QAGOMA Painting Conservator Anne Carter at workon a pre-primed canvas as part of the collaborative research projectwith Singapore’s Heritage Conservation Centre / Photograph: Chloë Callistemon © QAGOMA
A sample of pre-primed canvas under extreme magnification

Foundation fundraising has also been directed towards a major collaborative research project with colleagues at Singapore’s Heritage Conservation Centre (HCC), designed to investigate contemporary pre-primed artist canvases and grounds. Little is known about contemporary canvas fibres or the formulas used to prepare their ground layers, but these preparatory elements have a significant effect on the behaviour and stability of subsequent paint layers, greatly influencing the aging characteristics of pigments and paints. Understanding these elements is vital to conservation treatment of contemporary painted works, and its outcomes.

Through the generous support of the Foundation, these meticulous research and analysis projects, and technically complex treatments, are able to contribute to our collective knowledge and understanding of the Gallery’s Collection.
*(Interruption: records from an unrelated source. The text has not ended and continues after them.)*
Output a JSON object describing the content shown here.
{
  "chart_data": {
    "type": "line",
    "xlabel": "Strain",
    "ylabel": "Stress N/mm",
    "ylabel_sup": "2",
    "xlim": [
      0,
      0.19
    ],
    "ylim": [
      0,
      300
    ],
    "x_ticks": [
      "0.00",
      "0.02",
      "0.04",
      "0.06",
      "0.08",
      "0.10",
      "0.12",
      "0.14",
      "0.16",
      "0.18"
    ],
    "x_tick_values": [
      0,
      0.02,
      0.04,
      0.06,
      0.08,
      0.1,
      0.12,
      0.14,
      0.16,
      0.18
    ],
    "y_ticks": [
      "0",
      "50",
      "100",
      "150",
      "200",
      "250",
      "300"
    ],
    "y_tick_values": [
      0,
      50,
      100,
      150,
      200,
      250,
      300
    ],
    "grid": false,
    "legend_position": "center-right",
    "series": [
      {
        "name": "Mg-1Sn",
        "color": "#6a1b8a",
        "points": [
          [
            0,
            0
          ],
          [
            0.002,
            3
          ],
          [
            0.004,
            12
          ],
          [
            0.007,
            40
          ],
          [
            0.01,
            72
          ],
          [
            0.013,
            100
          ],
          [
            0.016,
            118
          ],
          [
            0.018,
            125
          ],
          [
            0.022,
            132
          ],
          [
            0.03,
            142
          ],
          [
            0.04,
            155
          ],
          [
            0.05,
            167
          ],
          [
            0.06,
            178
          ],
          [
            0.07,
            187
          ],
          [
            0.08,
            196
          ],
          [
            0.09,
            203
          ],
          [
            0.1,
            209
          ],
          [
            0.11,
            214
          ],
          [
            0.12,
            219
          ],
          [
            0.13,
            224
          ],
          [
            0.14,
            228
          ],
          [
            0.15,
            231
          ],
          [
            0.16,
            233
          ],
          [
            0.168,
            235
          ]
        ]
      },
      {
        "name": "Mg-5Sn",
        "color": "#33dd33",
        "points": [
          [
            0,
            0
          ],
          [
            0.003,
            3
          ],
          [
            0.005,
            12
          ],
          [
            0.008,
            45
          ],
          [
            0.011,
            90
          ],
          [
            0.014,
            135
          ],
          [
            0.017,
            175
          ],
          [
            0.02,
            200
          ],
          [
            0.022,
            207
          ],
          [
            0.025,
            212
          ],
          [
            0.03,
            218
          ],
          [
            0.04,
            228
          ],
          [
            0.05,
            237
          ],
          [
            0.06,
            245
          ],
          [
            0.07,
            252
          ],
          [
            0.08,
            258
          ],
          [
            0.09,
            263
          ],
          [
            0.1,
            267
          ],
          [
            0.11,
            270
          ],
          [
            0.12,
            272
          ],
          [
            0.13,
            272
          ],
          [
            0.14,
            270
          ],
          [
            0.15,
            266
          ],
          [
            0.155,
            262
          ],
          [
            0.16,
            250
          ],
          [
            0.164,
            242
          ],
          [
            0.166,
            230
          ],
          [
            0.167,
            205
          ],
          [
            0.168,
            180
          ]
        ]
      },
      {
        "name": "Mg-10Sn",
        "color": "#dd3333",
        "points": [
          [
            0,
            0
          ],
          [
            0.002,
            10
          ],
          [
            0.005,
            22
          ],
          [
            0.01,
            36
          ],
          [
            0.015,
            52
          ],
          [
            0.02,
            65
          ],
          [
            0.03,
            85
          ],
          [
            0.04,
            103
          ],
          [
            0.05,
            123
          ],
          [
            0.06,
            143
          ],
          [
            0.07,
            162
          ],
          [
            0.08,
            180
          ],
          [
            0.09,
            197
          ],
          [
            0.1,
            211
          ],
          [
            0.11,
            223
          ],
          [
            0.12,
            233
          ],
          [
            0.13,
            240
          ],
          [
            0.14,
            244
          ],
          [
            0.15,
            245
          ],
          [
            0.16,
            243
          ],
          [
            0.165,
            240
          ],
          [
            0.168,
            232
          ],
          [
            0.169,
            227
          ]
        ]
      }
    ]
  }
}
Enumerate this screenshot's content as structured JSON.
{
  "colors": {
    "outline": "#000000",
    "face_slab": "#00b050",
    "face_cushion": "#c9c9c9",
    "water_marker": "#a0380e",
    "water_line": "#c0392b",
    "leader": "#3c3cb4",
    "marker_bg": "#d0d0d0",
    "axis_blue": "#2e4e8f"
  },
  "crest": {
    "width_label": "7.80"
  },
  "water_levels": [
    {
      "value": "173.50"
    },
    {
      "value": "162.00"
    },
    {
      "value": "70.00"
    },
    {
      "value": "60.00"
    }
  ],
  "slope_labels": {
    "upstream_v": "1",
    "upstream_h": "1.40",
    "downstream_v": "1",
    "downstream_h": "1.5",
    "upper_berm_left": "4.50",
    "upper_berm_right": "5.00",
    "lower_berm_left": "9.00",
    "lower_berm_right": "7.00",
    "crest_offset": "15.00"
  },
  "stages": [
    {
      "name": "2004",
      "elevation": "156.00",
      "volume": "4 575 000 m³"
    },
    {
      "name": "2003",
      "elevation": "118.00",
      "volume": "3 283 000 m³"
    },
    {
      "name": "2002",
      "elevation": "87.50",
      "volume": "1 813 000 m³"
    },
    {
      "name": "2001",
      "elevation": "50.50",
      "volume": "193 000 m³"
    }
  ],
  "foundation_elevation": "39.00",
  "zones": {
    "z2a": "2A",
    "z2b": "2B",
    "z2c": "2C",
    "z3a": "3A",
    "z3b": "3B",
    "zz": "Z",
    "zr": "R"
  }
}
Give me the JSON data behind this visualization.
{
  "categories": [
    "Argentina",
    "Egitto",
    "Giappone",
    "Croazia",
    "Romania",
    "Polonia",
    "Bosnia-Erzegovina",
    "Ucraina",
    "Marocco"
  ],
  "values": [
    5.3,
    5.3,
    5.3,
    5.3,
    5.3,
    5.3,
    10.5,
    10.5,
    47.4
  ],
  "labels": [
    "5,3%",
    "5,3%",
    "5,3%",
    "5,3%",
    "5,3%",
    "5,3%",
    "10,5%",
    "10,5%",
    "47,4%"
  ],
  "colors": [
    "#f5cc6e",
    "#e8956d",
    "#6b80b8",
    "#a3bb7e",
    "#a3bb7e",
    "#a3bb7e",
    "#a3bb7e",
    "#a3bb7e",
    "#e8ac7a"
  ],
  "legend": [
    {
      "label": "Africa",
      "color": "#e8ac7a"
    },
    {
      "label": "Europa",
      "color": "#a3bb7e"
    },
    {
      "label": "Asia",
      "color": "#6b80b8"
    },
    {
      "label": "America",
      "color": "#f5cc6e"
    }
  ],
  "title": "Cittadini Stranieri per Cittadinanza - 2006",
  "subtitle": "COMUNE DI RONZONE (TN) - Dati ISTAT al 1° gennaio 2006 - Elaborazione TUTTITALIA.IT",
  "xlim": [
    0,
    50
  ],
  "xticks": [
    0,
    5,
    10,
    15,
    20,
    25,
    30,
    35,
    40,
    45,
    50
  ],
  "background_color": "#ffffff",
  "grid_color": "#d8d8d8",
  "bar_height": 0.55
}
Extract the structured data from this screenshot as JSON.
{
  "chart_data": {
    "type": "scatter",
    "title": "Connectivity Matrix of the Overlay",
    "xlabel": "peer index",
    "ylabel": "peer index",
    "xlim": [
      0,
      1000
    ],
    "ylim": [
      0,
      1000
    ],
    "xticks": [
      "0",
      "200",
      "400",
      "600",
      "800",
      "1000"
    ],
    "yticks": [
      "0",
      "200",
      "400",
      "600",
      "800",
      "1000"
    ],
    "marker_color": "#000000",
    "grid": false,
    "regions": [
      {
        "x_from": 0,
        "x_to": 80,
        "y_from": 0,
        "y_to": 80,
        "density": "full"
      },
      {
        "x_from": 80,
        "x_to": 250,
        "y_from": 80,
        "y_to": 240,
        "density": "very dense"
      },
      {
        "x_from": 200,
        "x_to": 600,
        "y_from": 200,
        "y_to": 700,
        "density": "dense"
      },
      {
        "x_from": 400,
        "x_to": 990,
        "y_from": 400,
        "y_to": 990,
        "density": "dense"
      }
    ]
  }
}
Amanda Pagliarino is Head of Conservation and Registration, QAGOMA

Endnotes
1 Felicity St John Moore, Charles Blackman: Schoolgirls and Angels: A Retrospective Exhibition of Paintings and Drawings by Charles Blackman [exhibition catalogue], National Gallery of Victoria, Melbourne, 1993, p.17.
2 Anne Carter, ‘Blackman’s house paints: Icy blues and blood reds’, Lure of the Sun: Charles Blackman in Queensland [exhibition catalogue], Queensland Art Gallery, Brisbane, 2015, p.40.
3 The full story of this research appears in the QAGOMA publication Lure of the Sun: Charles Blackman in Queensland (2015).
4 Carter, notes from an interview with Anita Rafferty (QAGOMA unpublished material), recorded 18 February 2016.
5 Carter, research notes (QAGOMA unpublished material), 2016. Research findings from the ‘Nolan in Queensland’ conservation project are published as a chapter in a forthcoming Getty Publications publication titled Sidney Nolan: The Artist’s Materials.
6 Carter, research notes (QAGOMA unpublished material), 2016.
7 Glenn Cooke, ‘Turtle island essay’ (QAGOMA unpublished material), September 2010.